It’s hard to recall a season when Hollywood has been so harshly at odds with so much of its potential audience. On Wednesday, Robert Redford became the latest in a growing string of celebrities to pepper the summer/fall film promotions with reprimands and recrimination.
“We’ve lost our moral foundation,” the Oscar winner told Esquire, speaking of the year-ago presidential election in an interview keyed to the upcoming Netflix release of Our Souls at Night, in which the small-minded gossips of small-town Colorado cluck at his senior moment with Jane Fonda. “We’re the ones who let that happen. We should be looking at ourselves,” said Redford, who was referring to the election, not to his screen relationship with Fonda.

Two days earlier at the Toronto International Film Festival — on September 11 — Guillermo del Toro introduced The Shape of Water, set for release in December by Fox Searchlight Pictures, by comparing America’s current state to a hideous disease. “It’s like a cancer. We have a tumor now,” he told those at a press conference for the film.
“That doesn’t mean the cancer started with that tumor. It was gestating for so long,” he added. His movie, about the similarly troubled Cold War era, purportedly is part of the cure.
Jennifer Lawrence, promoting Mother!, due out Friday from Paramount, might or might not have intended to link the “wrath” of recent hurricanes with American political behavior. But, in an interview with British television, she was clear about her view of the climate back home. “I’ve heard things and I’ve seen things on TV in my own country that devastate me and make me sick,” she said, before walking the remarks back with an “out of context” Facebook disclaimer that is about as likely to fly in the storm-battered heartland as George Clooney’s obscene assault on Steve Bannon, somehow in support of his new movie Suburbicon, due in October from Paramount.
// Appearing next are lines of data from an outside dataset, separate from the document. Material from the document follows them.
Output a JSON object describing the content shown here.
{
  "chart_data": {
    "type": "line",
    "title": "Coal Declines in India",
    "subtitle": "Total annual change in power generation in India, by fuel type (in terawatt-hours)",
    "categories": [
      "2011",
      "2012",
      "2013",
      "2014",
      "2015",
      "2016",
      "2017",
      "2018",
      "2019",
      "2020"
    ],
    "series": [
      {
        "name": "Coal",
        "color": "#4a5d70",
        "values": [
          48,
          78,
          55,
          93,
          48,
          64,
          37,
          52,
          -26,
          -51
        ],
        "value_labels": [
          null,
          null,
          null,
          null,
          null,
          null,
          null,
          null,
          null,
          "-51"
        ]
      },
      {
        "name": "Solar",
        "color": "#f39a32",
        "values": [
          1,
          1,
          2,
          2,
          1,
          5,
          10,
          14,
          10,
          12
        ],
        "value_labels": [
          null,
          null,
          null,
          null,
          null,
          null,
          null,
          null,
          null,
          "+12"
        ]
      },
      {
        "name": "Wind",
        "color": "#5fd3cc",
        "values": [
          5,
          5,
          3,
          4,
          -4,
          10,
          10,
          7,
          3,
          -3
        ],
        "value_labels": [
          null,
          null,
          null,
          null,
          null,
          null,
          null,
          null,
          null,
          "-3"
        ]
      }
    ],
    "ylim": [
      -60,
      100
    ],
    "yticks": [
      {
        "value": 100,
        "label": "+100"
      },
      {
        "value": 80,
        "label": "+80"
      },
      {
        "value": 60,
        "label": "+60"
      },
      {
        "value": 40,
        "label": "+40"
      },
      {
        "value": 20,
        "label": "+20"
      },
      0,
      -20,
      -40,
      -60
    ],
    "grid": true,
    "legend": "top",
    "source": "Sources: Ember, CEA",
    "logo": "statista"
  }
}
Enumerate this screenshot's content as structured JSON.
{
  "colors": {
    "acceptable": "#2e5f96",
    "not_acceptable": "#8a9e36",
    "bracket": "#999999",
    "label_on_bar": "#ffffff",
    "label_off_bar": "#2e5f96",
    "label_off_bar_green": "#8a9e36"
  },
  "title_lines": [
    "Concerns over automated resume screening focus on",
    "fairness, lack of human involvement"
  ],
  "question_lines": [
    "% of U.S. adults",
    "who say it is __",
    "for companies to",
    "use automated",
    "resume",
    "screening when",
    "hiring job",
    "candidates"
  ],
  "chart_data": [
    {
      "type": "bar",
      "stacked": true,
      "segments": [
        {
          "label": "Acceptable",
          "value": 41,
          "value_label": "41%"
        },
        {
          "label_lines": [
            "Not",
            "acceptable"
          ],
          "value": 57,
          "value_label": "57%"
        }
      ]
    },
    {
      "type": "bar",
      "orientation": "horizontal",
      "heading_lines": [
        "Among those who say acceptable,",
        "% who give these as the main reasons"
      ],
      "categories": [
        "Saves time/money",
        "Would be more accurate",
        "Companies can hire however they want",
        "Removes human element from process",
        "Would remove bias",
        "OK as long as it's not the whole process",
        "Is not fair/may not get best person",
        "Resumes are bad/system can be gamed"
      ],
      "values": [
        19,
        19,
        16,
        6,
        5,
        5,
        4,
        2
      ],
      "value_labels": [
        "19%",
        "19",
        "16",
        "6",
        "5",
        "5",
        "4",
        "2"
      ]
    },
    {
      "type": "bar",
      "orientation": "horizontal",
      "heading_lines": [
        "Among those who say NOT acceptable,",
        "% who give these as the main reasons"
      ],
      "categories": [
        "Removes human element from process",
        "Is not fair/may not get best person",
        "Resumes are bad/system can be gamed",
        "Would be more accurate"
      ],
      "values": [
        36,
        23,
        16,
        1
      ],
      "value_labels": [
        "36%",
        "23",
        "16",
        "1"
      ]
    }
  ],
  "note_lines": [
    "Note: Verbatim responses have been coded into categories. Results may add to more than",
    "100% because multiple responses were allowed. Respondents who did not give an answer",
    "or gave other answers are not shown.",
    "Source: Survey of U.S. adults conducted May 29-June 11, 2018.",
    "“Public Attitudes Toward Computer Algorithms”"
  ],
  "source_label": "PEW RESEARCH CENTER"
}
So the awards season is off to an angry start, and that can’t help the movies. Right, wrong or just plain confused, about half the American electorate — and half the potential moviegoing audience — last year moved in a direction of which Redford, del Toro, Lawrence, Clooney and more than a few stars and filmmakers yet to be heard from don’t approve.

But lectures and cancer metaphors won’t bring the masses back — not at the voting booth and certainly not in the theaters. Only last month, the audience delivered a sharp, hard slap at Kathryn Bigelow’s Detroit. The film, about the 1967 Detroit riot, was framed as a rebuke. “Even though this story takes place 50 years ago, it feels, sadly, very much like today and therefore tomorrow,” Bigelow told the BBC.
Viewers, for the most part, simply stayed away. And that could happen to Suburbicon, Mother! and a long string of worthy films in the seasonal queue — perhaps clearing the way for an inspirational Best Picture winner from abroad, like, say, Dunkirk, if Hollywood’s sulk doesn’t soon lift.